In October 2015, original Earthworm Jim lead artist Nick Bruty held a Reddit AMA, where he addressed the issues that the fourth title fell into, stating: Oh man. A new EWJ game with the original team almost happened about 5 years ago but a deal with the IP owners couldn't get worked out. I think everyone would be up for it sometime. Feels like unfinished business but hard to align everyone. I wouldn't do it without the key players.

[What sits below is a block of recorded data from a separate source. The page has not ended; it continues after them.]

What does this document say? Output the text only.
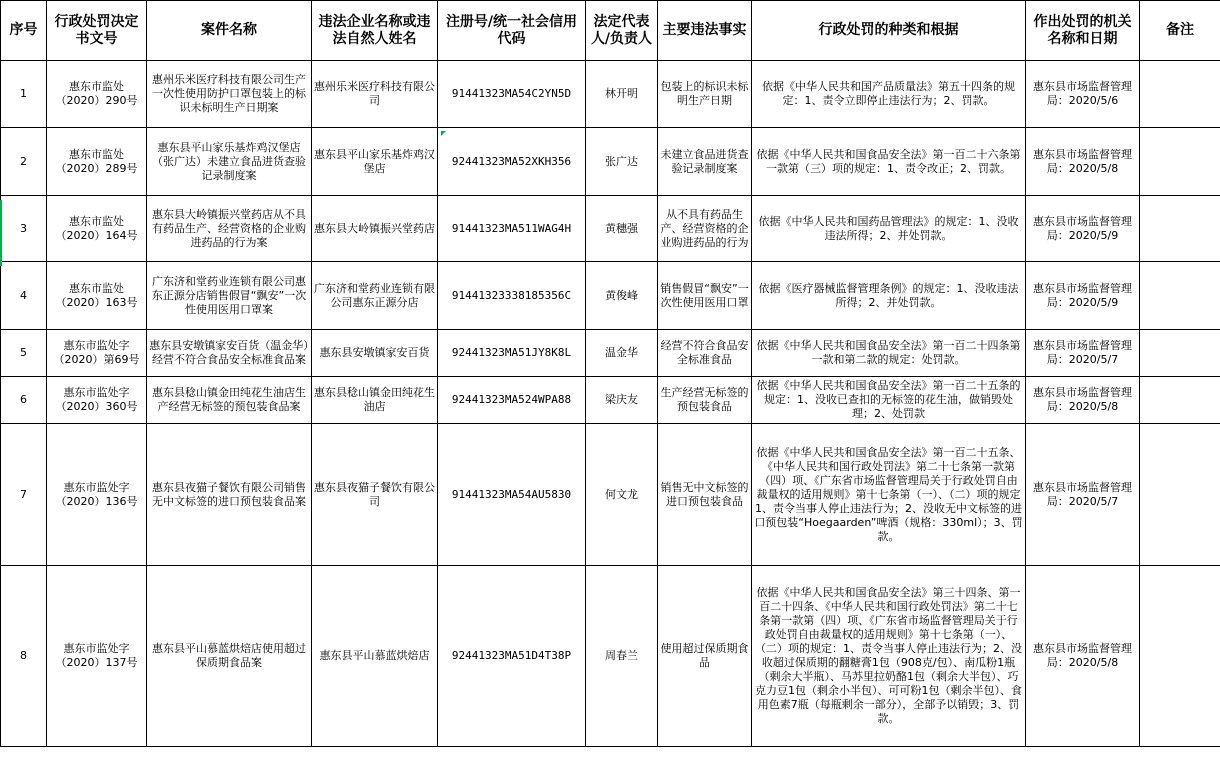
序号	行政处罚决定书文号	案件名称	违法企业名称或违法自然人姓名	注册号/统一社会信用代码	法定代表人/负责人	主要违法事实	行政处罚的种类和根据	作出处罚的机关名称和日期	备注
1	惠东市监处（2020）290号	惠州乐米医疗科技有限公司生产一次性使用防护口罩包装上的标识未标明生产日期案	惠州乐米医疗科技有限公司	91441323MA54C2YN5D	林开明	包装上的标识未标明生产日期	依据《中华人民共和国产品质量法》第五十四条的规定：1、责令立即停止违法行为；2、罚款。	惠东县市场监督管理局：2020/5/6	
2	惠东市监处（2020）289号	惠东县平山家乐基炸鸡汉堡店（张广达）未建立食品进货查验记录制度案	惠东县平山家乐基炸鸡汉堡店	92441323MA52XKH356	张广达	未建立食品进货查验记录制度案	依据《中华人民共和国食品安全法》第一百二十六条第一款第（三）项的规定：1、责令改正；2、罚款。	惠东县市场监督管理局：2020/5/8	
3	惠东市监处（2020）164号	惠东县大岭镇振兴堂药店从不具有药品生产、经营资格的企业购进药品的行为案	惠东县大岭镇振兴堂药店	91441323MA511WAG4H	黄穗强	从不具有药品生产、经营资格的企业购进药品的行为	依据《中华人民共和国药品管理法》的规定：1、没收违法所得；2、并处罚款。	惠东县市场监督管理局：2020/5/9	
4	惠东市监处（2020）163号	广东济和堂药业连锁有限公司惠东正源分店销售假冒“飘安”一次性使用医用口罩案	广东济和堂药业连锁有限公司惠东正源分店	91441323338185356C	黄俊峰	销售假冒“飘安”一次性使用医用口罩	依据《医疗器械监督管理条例》的规定：1、没收违法所得；2、并处罚款。	惠东县市场监督管理局：2020/5/9	
5	惠东市监处字（2020）第69号	惠东县安墩镇家安百货（温金华）经营不符合食品安全标准食品案	惠东县安墩镇家安百货	92441323MA51JY8K8L	温金华	经营不符合食品安全标准食品	依据《中华人民共和国食品安全法》第一百二十四条第一款和第二款的规定：处罚款。	惠东县市场监督管理局：2020/5/7	
6	惠东市监处字（2020）360号	惠东县稔山镇金田纯花生油店生产经营无标签的预包装食品案	惠东县稔山镇金田纯花生油店	92441323MA524WPA88	梁庆友	生产经营无标签的预包装食品	依据《中华人民共和国食品安全法》第一百二十五条的规定：1、没收已查扣的无标签的花生油，做销毁处理；2、处罚款	惠东县市场监督管理局：2020/5/8	
7	惠东市监处字（2020）136号	惠东县夜猫子餐饮有限公司销售无中文标签的进口预包装食品案	惠东县夜猫子餐饮有限公司	91441323MA54AU5830	何文龙	销售无中文标签的进口预包装食品	依据《中华人民共和国食品安全法》第一百二十五条、《中华人民共和国行政处罚法》第二十七条第一款第（四）项、《广东省市场监督管理局关于行政处罚自由裁量权的适用规则》第十七条第（一）、（二）项的规定1、责令当事人停止违法行为；2、没收无中文标签的进口预包装“Hoegaarden”啤酒（规格：330ml）；3、罚款。	惠东县市场监督管理局：2020/5/7	
8	惠东市监处字（2020）137号	惠东县平山慕蓝烘焙店使用超过保质期食品案	惠东县平山慕蓝烘焙店	92441323MA51D4T38P	周春兰	使用超过保质期食品	依据《中华人民共和国食品安全法》第三十四条、第一百二十四条、《中华人民共和国行政处罚法》第二十七条第一款第（四）项、《广东省市场监督管理局关于行政处罚自由裁量权的适用规则》第十七条第（一）、（二）项的规定：1、责令当事人停止违法行为；2、没收超过保质期的翻糖膏1包（908克/包）、南瓜粉1瓶（剩余大半瓶）、马苏里拉奶酪1包（剩余大半包）、巧克力豆1包（剩余小半包）、可可粉1包（剩余半包）、食用色素7瓶（每瓶剩余一部分），全部予以销毁；3、罚款。	惠东县市场监督管理局：2020/5/8	
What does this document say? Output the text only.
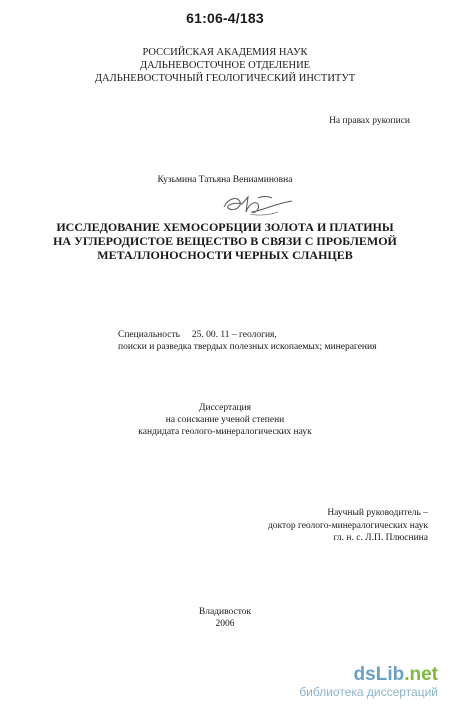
61:06-4/183
РОССИЙСКАЯ АКАДЕМИЯ НАУК
ДАЛЬНЕВОСТОЧНОЕ ОТДЕЛЕНИЕ
ДАЛЬНЕВОСТОЧНЫЙ ГЕОЛОГИЧЕСКИЙ ИНСТИТУТ
На правах рукописи
Кузьмина Татьяна Вениаминовна
ИССЛЕДОВАНИЕ ХЕМОСОРБЦИИ ЗОЛОТА И ПЛАТИНЫ
НА УГЛЕРОДИСТОЕ ВЕЩЕСТВО В СВЯЗИ С ПРОБЛЕМОЙ
МЕТАЛЛОНОСНОСТИ ЧЕРНЫХ СЛАНЦЕВ
Специальность     25. 00. 11 – геология,
поиски и разведка твердых полезных ископаемых; минерагения
Диссертация
на соискание ученой степени
кандидата геолого-минералогических наук
Научный руководитель –
доктор геолого-минералогических наук
гл. н. с. Л.П. Плюснина
Владивосток
2006
dsLib.net
библиотека диссертаций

=== Intellivision Amico development ===
In May 2019, a new Earthworm Jim game was announced by Intellivision Entertainment President and Earthworm Jim 1 and Earthworm Jim 2 composer Tommy Tallarico. The game would have been an exclusive for the since-abandoned Intellivision Amico video game console. Members of the original development team involved with the project include Doug TenNapel (creator and voice actor), Tommy Tallarico (composer and sound designer), David Perry (programmer), Nick Bruty (lead artist), Nicholas Jones (programmer), Tom Tanaka (level designer), Steve Crow (background artist), Edward Schofield (animator), and Mike Dietz (animator). When pressed for details after TenNapel's controversial opinions against the Black Lives Matter movement, he and Tallarico clarified that TenNapel was only involved as an unofficial consultant.

The development team hosted a livestream of members' initial plans for the game on May 4, 2019. Details announced included that the game would be played from 2D perspective, consistent with the series' original two games; but, unlike those games, would contain local multi-player gameplay. The game would not be a reboot of the previous games, potentially containing both prequel and sequel elements. The final title of the game also remained under discussion.

The game was scheduled to release sometime after the release of Amico console, which was originally scheduled to release in October 2020, but was delayed due to the COVID-19 pandemic to April 2021 and later October 2021. In August 2020, alongside news of the first delay of the console, the game's first gameplay trailer was released.

In early 2023, video game website Time Extension reached out to members of the development staff for an update on the game; while none outright confirmed its cancellation, Jones stated that he had not done any work beyond initial brainstorming sessions years prior, similar to Perry, who had assumed the game was on hold, leading to the general belief that the game had been cancelled.